MEXICO CITY (Reuters) - Key Mexican oil refineries are shut down, Mexico’s president said on Thursday, as the government’s drive to stamp out gasoline theft from pipelines is pressuring the distribution of supplies from terminals across the country.
Declining output at refineries owned and operated by state-run oil company Petroleos Mexicanos, known as Pemex, is forcing the firm to meet demand by relying more heavily on imported motor fuels, which President Andres Manuel Lopez Obrador has pledged to cut once more gasoline and diesel can be produced at home.
“There are (Pemex) refineries that have been shut down for a while,” said Lopez Obrador at his morning news conference.
The company’s 177,000 barrel per day (bpd) Madero refinery has not produced fuel in a “long time,” while the 285,000-bpd Minatitlan refinery is “shut down or producing little,” he said.

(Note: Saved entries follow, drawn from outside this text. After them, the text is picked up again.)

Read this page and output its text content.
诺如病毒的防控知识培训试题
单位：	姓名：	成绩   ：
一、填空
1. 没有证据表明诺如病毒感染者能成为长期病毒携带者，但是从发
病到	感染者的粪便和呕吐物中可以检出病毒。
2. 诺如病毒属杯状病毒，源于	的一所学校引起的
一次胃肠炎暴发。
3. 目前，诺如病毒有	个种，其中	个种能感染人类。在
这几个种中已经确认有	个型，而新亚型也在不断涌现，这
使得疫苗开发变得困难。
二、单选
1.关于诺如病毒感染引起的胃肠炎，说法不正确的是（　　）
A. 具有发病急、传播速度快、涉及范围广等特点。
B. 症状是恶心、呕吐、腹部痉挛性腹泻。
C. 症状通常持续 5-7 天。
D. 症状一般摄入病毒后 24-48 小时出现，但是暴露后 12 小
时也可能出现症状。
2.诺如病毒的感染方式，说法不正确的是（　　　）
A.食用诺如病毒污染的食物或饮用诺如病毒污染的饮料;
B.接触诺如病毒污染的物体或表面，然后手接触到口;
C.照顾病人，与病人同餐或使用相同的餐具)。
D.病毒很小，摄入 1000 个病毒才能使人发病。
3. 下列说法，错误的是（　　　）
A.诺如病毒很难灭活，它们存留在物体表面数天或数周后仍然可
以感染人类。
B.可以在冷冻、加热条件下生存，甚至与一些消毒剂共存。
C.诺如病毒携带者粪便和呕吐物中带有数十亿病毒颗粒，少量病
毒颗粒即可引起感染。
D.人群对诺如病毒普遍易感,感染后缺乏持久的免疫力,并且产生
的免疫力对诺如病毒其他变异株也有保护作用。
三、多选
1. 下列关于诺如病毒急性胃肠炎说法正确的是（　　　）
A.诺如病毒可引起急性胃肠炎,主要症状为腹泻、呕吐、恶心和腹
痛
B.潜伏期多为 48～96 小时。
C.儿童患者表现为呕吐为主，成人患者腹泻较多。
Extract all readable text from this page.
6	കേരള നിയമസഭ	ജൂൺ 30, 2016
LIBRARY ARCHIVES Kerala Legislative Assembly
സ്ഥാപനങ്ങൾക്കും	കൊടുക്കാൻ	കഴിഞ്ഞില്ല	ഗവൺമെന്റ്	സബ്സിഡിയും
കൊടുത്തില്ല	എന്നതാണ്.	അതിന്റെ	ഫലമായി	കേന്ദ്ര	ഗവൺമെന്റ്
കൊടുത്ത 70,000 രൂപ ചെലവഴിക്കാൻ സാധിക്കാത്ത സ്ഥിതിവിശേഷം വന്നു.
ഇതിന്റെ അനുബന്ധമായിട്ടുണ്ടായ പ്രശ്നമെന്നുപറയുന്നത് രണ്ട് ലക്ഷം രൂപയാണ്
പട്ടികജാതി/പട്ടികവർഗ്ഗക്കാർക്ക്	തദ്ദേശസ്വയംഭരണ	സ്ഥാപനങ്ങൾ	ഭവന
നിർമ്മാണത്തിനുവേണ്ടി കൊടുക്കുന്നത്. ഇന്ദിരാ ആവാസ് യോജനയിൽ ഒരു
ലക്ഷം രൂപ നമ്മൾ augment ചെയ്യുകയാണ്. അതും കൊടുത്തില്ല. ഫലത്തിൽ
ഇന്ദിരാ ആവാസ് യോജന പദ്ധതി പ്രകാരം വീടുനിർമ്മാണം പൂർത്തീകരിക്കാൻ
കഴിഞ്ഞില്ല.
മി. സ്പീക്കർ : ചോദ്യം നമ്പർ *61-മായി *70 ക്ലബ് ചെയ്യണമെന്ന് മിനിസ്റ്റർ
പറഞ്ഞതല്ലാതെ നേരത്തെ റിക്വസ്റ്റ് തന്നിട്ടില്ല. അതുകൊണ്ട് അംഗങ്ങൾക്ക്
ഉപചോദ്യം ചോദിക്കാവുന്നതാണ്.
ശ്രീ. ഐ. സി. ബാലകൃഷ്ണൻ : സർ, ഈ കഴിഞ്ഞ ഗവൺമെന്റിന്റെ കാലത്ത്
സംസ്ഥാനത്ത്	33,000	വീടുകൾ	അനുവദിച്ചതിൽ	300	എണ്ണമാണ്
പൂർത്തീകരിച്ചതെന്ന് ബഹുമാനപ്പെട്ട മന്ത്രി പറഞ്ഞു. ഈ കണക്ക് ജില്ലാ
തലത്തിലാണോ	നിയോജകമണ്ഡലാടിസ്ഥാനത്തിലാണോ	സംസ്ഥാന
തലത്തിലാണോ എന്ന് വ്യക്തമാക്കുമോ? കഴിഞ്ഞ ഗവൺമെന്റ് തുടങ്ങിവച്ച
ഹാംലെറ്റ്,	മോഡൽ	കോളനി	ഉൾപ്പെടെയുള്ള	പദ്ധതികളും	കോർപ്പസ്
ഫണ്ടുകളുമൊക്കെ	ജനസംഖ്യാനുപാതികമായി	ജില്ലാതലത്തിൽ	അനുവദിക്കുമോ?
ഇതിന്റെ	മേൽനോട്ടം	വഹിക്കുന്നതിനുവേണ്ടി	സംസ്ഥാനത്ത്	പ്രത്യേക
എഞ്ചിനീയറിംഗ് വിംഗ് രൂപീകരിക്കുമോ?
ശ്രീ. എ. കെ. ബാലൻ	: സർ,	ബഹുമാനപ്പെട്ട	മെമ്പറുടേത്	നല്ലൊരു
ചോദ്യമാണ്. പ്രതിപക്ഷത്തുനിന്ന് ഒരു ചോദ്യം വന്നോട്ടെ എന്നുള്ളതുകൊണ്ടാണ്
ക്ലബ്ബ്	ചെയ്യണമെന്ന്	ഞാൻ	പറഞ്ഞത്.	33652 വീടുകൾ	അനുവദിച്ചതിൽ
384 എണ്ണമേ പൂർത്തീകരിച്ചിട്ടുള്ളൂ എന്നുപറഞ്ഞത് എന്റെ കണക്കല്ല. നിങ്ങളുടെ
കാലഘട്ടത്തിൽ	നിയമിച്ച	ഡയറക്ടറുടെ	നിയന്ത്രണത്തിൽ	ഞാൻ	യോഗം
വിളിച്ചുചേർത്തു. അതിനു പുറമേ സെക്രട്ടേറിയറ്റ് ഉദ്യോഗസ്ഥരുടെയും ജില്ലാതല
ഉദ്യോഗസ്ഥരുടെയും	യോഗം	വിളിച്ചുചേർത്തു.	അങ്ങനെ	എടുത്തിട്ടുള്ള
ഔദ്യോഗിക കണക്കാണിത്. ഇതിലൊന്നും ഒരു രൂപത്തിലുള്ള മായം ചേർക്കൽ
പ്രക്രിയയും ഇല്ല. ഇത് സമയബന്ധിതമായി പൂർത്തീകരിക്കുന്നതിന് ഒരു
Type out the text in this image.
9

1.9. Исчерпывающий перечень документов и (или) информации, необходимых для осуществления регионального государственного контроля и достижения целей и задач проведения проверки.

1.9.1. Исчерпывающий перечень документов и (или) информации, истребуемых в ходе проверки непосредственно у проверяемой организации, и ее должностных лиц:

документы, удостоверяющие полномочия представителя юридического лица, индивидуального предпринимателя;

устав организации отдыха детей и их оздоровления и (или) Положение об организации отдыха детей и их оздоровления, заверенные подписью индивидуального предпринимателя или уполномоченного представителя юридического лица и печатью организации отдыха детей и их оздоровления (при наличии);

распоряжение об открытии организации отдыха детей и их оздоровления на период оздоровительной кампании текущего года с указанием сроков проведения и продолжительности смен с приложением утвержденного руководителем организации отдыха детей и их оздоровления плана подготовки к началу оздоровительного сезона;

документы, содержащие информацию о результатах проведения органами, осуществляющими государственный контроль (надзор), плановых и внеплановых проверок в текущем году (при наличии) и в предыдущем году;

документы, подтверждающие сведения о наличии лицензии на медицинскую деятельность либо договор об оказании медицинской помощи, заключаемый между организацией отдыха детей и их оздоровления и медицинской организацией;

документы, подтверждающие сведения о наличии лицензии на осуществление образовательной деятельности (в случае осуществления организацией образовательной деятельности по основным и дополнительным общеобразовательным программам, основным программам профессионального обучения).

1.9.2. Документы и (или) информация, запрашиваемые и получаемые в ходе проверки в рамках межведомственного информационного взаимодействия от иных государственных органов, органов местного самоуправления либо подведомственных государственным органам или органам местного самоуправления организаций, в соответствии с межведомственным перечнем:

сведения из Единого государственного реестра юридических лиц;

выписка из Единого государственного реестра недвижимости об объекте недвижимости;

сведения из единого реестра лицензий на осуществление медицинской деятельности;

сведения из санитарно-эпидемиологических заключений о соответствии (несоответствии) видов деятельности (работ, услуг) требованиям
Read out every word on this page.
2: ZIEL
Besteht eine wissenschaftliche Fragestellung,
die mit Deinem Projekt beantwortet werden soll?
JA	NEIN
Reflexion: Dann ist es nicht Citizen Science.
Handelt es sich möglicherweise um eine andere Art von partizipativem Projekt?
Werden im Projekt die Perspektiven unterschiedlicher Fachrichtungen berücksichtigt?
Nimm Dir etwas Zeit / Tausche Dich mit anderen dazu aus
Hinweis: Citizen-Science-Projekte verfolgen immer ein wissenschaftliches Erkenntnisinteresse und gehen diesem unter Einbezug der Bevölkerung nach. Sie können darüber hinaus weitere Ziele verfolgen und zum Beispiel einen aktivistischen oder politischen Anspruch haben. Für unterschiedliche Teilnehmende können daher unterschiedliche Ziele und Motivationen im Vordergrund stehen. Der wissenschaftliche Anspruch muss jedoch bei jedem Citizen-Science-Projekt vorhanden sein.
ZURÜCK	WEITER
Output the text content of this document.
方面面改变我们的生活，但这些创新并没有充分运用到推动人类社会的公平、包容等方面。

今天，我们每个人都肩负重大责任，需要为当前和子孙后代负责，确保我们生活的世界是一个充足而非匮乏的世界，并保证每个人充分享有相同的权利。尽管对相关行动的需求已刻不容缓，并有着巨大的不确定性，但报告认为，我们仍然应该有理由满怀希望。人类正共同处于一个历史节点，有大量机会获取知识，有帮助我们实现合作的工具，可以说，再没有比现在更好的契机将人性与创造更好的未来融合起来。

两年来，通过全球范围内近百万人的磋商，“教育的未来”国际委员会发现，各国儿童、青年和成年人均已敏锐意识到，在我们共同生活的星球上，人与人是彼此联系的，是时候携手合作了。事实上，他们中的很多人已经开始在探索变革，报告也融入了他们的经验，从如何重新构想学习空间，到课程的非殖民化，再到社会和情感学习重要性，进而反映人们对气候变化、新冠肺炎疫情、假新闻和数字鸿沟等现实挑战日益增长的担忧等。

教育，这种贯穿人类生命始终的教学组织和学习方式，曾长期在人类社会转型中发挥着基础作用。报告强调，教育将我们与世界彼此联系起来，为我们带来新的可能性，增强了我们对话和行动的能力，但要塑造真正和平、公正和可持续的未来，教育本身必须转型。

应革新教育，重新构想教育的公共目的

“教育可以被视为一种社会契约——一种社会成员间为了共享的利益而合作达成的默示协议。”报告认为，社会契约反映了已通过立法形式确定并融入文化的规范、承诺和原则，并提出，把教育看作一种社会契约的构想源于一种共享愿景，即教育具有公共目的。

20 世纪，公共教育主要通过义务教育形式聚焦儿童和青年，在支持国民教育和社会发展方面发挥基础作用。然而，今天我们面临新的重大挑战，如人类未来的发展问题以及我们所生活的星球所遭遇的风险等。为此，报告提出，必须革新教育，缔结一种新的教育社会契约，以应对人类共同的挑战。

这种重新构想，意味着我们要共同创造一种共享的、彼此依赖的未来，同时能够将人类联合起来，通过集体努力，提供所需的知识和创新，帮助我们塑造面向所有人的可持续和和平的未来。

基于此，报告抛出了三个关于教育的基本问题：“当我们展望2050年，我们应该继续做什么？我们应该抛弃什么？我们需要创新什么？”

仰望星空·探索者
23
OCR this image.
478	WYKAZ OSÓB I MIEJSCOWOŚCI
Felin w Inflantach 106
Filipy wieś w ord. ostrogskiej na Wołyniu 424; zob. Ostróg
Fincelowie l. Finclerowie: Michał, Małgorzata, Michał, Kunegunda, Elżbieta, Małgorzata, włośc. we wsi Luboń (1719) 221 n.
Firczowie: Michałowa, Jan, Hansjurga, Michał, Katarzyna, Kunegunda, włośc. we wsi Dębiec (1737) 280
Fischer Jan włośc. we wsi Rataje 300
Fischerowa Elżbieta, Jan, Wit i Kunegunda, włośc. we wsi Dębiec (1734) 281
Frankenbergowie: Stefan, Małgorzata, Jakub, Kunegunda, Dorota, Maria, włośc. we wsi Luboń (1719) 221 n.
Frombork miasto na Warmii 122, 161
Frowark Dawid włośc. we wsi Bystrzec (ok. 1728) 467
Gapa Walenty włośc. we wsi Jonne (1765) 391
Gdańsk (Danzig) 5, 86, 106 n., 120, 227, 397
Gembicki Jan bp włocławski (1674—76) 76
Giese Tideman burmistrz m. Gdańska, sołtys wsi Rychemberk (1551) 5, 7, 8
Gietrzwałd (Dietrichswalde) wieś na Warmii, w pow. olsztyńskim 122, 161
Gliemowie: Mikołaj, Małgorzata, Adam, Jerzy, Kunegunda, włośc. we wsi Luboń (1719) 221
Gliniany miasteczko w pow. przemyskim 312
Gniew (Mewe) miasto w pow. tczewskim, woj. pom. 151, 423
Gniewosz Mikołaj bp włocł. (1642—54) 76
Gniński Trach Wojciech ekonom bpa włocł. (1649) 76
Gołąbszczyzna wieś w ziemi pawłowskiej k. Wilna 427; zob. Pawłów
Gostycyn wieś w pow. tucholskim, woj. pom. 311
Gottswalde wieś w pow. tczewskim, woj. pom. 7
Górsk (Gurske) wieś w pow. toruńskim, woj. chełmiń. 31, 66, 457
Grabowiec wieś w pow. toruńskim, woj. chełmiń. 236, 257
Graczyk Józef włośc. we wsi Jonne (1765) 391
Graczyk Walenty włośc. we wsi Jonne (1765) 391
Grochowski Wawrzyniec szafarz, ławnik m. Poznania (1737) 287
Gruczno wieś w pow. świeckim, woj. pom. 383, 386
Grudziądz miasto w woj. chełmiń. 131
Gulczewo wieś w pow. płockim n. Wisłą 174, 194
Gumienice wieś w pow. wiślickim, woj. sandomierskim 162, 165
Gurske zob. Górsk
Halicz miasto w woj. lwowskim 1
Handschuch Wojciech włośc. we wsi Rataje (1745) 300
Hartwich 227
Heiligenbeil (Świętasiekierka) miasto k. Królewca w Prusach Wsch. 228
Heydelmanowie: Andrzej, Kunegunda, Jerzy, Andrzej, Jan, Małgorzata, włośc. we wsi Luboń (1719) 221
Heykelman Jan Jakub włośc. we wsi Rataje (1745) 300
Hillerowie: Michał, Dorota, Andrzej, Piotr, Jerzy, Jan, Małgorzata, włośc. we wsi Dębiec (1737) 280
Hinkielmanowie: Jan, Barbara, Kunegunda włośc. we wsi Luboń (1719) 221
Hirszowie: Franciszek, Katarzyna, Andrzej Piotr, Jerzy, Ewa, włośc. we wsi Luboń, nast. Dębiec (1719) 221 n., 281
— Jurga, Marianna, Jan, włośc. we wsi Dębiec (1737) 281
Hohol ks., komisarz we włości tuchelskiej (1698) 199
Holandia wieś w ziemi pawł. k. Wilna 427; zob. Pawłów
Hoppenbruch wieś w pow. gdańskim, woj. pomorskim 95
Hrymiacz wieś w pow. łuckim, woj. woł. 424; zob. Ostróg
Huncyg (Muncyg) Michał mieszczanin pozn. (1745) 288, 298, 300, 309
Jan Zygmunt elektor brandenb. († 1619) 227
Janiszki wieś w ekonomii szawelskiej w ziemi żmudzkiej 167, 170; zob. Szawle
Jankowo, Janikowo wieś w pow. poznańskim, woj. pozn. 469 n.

Pemex owns and operates six oil refineries in Mexico with a joint capacity of 1.63 million bpd of crude processing, which last year worked below half capacity.
Leftist Lopez Obrador, who won a landslide election on promises to boost domestic refining capacity while avoiding gasoline price spikes, emphasized that the country has enough fuel supplies and that only distribution problems persist.
Pemex’s largest refinery, the 330,000-bpd Salina Cruz, just recently resumed production, the president said, without offering further details.
The refinery, located on the coast of southern Oaxaca state, was producing about 52,000 barrels per day (bpd) of gasoline in November, according to the most recent published Pemex data. The facility produced about 91,000 bpd of gasoline in 2014.
Overall, Pemex’s refineries are producing about 200,000 bpd of gasoline according to official numbers, while another 600,000 bpd are being imported, almost all of which comes from U.S. refiners.
“We have enough (gasoline) reserves, ships are arriving, we have enough fuel, that’s why we’re meeting this challenge,” said Lopez Obrador.
Still, long lines of drivers are forming at gas stations in the Mexican capital, as well as in several states, since earlier this week as the government crackdown on fuel theft has led to slower fuel distribution, primarily by rail and trucks.
Meanwhile, at key Mexican import hubs, bottlenecks for discharging imported fuel have formed where more than 7 million barrels of fuel languish, according to traders and Refinitiv Eikon data.